Symbolic/named address spaces

Hi all,

For targets that use > 1 address space (GPUs and accelerators), for IR readability, would it make sense to support symbolic or named address spaces. For NVPTX target, for example, this means that ptr addrspace(1) %x could also be printed as ptr addrspace(global) %x. This will help improve readability of the IR. If we go with what we did for ImmArg pretty printing, another possibility is ptr addrspace(/* global */1) %x so that the symbolic name is a pure comment.

I have not looked into how this can be done, but at a first order, this will be purely a pretty printing and maybe parsing feature and LLVM IR will still continue to use numbers. Additionally, this feature will be available only for modules that have a triple specified. Based on the triple, the implementation will query the number → name mappings for that triple and use that for printing and parsing. I am hoping that just having the triple will be sufficient to give meaningful names to address spaces, but folks can chime in if that’s not the case.

I wanted to check if this would be useful generally before digging into details.

Thanks
Rahul

2 Likes

I am very much +1 on this, it always bugged me that we use integer for something that should be a keyword: looks like obfuscation…

I thought about it in the past and was considering maybe module metadata to encode the mapping of string->integer to handle the printing/parsing.
Triple may work, but wouldn’t this then require the target to be available in order to parse the IR?

1 Like

Right, that’s the impl detail I don’t know (that is, is triple sufficient and can be extended to vend out this information). With the metadata option, what you are suggesting is essentially encoding this as a first-class thing in the IR, right? As an example, similar to target triple and datalayout, we can have number->name mappings represented directly in the IR (as a new target address-space-names="0:-1:global-2:shared entry at the top of the module). Here, 0 has no name and 1 and 2 have names. Maybe it should be just 1:global-2:shared.

One concern is that since this has not semantically load bearing (yet) having a new first-class thing in the IR may be too heavy weight for what it’s trying to achieve.

Nothing new: I was thinking of module metadata

Metadata attached to a module using named metadata may not be dropped,

That might work, but that means targets that want to use this have to explicitly add this metadata to the IR during one of their initial passes. With the triple-based option, I was thinking that it will work on any existing IR as well. But without needing to create a target. So we can add something like Triple::getAddressSpaceNames() similar to Triple::computeDataLayout and then use that.

This is not a dynamic program property and should not be encoded in the module.

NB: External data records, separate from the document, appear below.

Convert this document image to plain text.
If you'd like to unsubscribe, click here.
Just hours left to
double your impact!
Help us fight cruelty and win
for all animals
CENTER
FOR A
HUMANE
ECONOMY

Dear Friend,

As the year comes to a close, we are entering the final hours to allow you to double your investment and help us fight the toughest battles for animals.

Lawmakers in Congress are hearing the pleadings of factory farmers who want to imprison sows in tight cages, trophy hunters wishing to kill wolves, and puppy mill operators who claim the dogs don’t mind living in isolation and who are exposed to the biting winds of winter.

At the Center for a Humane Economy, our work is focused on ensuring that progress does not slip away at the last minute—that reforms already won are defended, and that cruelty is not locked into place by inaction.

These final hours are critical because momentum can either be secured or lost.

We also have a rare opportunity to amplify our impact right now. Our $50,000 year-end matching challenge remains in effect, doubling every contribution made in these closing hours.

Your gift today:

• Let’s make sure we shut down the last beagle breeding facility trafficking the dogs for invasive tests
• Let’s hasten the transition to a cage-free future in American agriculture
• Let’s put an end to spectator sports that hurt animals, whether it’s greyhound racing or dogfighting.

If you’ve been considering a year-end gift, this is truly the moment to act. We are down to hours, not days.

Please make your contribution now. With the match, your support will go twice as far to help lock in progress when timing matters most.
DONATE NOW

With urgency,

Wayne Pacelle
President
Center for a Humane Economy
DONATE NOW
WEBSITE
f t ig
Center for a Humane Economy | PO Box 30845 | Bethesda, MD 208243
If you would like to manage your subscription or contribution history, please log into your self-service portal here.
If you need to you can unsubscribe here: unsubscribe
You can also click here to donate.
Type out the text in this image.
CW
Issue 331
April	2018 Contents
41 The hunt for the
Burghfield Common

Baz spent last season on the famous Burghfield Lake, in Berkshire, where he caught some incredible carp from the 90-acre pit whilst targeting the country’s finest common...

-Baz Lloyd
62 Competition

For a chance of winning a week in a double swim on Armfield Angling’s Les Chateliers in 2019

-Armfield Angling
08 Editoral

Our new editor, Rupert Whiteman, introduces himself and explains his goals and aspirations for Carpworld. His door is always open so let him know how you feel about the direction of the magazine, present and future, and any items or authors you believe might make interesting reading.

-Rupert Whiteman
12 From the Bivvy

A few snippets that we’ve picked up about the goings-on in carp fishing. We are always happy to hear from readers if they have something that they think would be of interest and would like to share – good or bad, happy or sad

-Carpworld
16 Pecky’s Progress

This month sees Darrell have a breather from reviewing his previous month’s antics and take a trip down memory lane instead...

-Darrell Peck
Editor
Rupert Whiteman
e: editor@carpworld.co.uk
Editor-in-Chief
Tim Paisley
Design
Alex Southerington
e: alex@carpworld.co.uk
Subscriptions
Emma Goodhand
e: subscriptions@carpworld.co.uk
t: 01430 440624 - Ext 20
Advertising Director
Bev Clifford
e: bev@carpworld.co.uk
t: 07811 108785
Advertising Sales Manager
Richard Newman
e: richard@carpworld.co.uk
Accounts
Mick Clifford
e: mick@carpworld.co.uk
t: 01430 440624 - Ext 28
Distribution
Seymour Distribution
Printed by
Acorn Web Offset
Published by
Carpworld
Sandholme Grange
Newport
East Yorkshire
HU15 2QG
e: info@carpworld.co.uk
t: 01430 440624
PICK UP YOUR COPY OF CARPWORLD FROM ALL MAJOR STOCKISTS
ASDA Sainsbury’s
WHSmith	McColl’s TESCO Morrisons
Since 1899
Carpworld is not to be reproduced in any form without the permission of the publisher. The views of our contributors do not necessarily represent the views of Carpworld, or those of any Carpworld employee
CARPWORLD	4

It will introduce new edge cases for the compiler to deal with

No. The target would only be required it this information was put into CodeGen, where it shouldn’t be. This is more of an IR+ABI type information which should not depend on the target, similar to the other information in TargetParser

Thanks @arsenm. Does that mean adding a Triple::getAddressSpaceNames() that returns this mapping which is then used by the IR printer (and parser) is a feasible path forward?

Probably shouldn’t implement this as a return direct 1:1 mapping, as the address space is a 24-bit value. You could implement this as a give-pretty-name string in the triple as a function of the address space number

Right, so something like StringRef Triple::getAddressSpaceName(unsigned AS). If we want parsing support, additionally std::optional<unsigned> Target::getAddressSpaceNumber(StringRef Name);. The parser/printer can cache these to avoid repeated calls if necessary. The name is required to be a single token if we want parsing support, else it can be a free form string that printed in a comment.